Gute Erfolge auf Meerforelle hatten wir am Morgen und am Abend beim schleppen. Hier haben wir einfach die Snaps surch die Strömungskanten gezogen. 

Pollack ging gut an Steilwänden und auf den Bergen. Wassertiefe meistens zwischen 15-40 Meter. Als Köder haben wir hauptsächlich Pilker solo gefischt. Als Farben hatten blau-silber und grün-silber ganz klar die Nase vorne. 

Dorsch hatten wir immer mal wieder in den Wassertiefen beim Pollack Angeln. 

Auch Leng auf Naturköder solltet ihr bekommen. Gute Küchenfische stehen da auch gar nicht so tief. Wir haben die zwischen 20-80 Meter gefangen. Hier solltet ihr allerdings schon gewichte bis 300 Gramm dabei haben. 

Tiefer haben wir nicht geangelt, ist nicht so unsere Welt. Denke aber, das da noch höhere gewichte benötigt werden. 

Zum Angeln auf Seelachs kann ich dir leider noch nichts genaues sagen. Ist irgendwie unser Angstgegner. Haben uns für dieses Jahr ein neues Echolot gekauft. Vielleicht finden wir die Jungs ja dann mal. 

Wenn du noch Fragen hast, melde dich einfach. 

Gruß 
Bernd


----------



## Hel_Ge (1. Juli 2021)

Moin Bernd,

danke!

In die richtigen Tiefen wollen wir auch gar nicht gehen - also passt das alles sehr gut.

Danke auch für die Tipps bezüglich der Snaps und der Farben. 
Werde in den kommenden Tagen noch gründlich Inventur machen und darauf achten.
Meerforellenblinker und -wobbler habe ich einige. Glaube aber, dass Snaps noch nicht dabei ist... 
Eher Hansen Flash und Falkfish Wobbler Spöket.

Ich habe auf der Seekarte rund um unser Gebiet auch schon schöne Erhebungen und Berge gefunden. 
Das sollte ja da hoffentlich gut klappen.

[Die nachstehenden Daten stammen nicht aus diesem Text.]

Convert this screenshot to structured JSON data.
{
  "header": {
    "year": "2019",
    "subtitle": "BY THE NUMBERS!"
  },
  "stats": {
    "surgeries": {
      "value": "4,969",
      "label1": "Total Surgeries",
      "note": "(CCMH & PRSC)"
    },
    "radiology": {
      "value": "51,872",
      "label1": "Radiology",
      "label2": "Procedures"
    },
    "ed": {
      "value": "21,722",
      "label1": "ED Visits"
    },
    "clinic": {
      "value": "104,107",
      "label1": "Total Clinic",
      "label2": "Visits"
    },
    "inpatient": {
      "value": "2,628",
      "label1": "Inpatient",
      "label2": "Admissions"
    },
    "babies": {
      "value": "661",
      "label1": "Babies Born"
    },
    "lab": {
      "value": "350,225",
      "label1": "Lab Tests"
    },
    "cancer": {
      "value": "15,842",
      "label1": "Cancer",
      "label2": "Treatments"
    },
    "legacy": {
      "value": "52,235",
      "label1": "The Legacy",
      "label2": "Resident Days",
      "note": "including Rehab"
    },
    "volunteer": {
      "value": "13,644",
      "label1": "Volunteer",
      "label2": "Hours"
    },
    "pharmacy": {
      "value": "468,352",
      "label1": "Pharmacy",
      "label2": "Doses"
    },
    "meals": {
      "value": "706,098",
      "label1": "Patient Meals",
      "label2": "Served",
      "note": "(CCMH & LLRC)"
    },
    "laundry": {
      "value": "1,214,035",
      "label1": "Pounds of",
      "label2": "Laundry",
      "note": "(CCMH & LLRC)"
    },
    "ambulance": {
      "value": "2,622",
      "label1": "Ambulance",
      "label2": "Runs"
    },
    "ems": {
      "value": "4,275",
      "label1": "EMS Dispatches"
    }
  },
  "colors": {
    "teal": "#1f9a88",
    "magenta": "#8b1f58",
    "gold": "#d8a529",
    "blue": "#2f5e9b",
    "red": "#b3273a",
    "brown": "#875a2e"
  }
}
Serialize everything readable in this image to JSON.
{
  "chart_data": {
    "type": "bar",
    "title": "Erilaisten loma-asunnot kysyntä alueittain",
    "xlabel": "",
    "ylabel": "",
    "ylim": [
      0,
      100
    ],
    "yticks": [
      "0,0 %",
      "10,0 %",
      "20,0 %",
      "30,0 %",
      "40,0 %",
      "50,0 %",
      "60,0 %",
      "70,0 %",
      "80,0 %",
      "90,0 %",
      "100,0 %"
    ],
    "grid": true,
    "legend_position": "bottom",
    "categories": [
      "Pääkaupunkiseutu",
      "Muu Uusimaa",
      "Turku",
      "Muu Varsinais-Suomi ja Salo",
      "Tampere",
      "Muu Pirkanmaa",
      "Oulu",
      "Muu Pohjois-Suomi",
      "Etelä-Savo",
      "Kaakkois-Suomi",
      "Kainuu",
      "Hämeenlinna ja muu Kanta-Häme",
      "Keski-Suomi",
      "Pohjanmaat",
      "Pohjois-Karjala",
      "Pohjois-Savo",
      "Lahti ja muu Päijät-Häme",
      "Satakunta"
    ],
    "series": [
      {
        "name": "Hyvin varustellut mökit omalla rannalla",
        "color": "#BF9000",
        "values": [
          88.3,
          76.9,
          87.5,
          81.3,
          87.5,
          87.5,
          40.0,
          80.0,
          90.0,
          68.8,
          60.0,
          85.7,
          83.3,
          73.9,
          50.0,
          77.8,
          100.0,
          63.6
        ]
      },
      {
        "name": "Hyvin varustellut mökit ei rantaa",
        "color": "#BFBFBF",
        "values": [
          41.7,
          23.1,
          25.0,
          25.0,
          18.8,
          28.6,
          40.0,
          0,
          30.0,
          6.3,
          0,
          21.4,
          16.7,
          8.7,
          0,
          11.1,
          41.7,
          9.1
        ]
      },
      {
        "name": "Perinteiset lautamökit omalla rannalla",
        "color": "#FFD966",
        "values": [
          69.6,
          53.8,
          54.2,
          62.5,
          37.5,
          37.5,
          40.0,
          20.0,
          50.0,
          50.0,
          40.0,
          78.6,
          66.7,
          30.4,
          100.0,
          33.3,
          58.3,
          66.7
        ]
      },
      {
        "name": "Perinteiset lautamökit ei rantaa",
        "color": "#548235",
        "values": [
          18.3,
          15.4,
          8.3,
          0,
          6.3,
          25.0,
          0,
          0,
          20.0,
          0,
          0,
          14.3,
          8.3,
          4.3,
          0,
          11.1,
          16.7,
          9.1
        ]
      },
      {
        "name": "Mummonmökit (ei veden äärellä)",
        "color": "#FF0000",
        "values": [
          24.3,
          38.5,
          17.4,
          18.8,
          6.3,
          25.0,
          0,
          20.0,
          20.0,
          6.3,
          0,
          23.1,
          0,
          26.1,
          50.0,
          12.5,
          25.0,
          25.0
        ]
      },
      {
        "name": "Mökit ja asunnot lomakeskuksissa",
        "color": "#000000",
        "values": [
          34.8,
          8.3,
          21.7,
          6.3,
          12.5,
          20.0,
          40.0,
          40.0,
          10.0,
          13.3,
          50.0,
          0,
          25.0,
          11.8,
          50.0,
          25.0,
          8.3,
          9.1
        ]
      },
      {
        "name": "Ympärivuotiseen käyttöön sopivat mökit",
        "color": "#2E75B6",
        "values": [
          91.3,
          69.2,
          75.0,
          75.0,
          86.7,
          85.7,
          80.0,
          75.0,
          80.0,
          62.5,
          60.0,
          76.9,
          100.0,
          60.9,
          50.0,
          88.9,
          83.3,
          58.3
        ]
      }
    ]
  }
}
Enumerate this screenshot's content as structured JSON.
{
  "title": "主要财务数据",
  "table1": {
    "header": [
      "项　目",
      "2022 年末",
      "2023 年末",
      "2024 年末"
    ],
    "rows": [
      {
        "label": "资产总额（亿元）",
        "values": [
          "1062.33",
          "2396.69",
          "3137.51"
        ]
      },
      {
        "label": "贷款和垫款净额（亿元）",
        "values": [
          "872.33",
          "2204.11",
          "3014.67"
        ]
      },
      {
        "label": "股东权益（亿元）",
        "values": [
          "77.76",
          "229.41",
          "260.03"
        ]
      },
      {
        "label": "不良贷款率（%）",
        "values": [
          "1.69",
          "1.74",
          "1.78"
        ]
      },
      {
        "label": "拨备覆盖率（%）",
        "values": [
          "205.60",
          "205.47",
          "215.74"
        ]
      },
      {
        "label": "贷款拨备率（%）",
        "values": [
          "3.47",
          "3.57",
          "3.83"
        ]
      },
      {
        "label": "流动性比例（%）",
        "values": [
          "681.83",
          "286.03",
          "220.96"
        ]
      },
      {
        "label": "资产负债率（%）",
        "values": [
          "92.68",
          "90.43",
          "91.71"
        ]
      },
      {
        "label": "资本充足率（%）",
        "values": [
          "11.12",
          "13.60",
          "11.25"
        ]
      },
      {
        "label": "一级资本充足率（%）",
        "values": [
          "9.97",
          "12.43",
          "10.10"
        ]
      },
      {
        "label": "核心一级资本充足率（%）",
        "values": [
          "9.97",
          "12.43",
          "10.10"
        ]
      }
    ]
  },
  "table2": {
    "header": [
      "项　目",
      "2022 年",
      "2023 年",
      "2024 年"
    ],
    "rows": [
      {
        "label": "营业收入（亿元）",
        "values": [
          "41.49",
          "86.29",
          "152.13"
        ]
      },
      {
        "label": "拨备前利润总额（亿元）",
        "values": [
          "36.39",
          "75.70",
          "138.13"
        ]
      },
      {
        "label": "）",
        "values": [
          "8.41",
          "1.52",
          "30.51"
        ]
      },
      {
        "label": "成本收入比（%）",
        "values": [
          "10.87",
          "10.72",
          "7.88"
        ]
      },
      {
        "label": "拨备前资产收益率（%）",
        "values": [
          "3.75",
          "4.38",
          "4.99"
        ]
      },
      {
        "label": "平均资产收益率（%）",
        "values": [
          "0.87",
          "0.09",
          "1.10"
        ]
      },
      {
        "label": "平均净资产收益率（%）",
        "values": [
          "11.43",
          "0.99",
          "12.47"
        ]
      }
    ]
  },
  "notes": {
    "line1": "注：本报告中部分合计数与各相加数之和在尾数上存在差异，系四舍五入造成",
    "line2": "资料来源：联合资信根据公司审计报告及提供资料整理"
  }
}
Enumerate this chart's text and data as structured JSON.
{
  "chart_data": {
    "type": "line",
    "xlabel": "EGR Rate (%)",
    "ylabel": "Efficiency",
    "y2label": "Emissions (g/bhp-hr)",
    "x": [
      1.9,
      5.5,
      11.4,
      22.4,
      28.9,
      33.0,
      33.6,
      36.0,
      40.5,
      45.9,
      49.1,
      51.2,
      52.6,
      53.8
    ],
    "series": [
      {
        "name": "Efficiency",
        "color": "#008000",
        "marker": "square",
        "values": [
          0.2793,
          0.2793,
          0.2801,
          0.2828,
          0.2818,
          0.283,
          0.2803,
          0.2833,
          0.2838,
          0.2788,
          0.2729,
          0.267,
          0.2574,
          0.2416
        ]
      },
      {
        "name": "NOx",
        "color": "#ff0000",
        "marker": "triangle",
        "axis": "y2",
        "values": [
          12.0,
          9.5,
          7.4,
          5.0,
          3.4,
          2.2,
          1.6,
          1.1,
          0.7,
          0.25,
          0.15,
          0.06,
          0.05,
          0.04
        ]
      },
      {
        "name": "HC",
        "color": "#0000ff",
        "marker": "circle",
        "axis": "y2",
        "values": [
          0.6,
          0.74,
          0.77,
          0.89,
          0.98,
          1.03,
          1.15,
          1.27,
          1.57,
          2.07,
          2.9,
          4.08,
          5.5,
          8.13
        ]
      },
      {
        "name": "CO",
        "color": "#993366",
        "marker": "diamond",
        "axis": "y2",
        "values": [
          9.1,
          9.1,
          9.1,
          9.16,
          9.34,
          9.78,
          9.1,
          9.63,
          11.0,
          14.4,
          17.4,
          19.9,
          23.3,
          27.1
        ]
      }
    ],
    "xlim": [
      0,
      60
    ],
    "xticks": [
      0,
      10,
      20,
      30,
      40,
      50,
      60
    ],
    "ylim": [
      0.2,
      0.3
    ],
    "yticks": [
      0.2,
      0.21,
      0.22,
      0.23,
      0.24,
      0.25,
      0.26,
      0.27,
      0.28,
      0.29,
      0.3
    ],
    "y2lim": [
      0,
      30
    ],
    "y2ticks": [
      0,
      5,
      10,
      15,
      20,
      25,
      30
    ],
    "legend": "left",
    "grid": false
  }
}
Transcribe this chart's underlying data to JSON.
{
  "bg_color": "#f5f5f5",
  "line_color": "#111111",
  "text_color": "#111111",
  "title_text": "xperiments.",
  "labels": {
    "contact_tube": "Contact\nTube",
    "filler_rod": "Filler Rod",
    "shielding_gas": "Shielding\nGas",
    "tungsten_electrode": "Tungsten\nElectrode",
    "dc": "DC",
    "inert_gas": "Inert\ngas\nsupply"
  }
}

Seid ihr in der Umgebung auch mal an Seen oder Flüssen gewesen?


----------



## BerndH (2. Juli 2021)

Nein, im Süßwasser waren wir nicht.
Hat uns auch nicht gereizt.

Wir fahren zum Meeresangeln da hoch 

Du musst dich jetzt nicht auf den Snaps fixieren. Da funktioniert bestimmt auch ein anderer Meerforellenblinker. 

Wichtiger sind meines Erachtens die farben Silber, grün und blau. 

Gruß Bernd


----------



## Hel_Ge (8. Juli 2021)

Okay... Danke!
Mal sehen, ob wir auch Mal zu einem See fahren. 
Müssten uns da auch noch informieren, wie die jeweiligen Bestimmungen sind. 
Werden ja sicher Erlaubnisscheine notwendig sein. 
Da ist es im Fjord schon einfacher


----------



## Kuddeldaddel (8. Juli 2021)

...wie sieht eure Anreiserute aus? Von wo, über , bis ?...


----------



## BerndH (8. Juli 2021)

Hoch geht's über Hirtshals nach Langesund und dann direkt weiter an den Hardanger. Hab allerdings für die Überfahrt ne Kabine gebucht. So sollten 4-5 Stunden Schlaf drin sein. 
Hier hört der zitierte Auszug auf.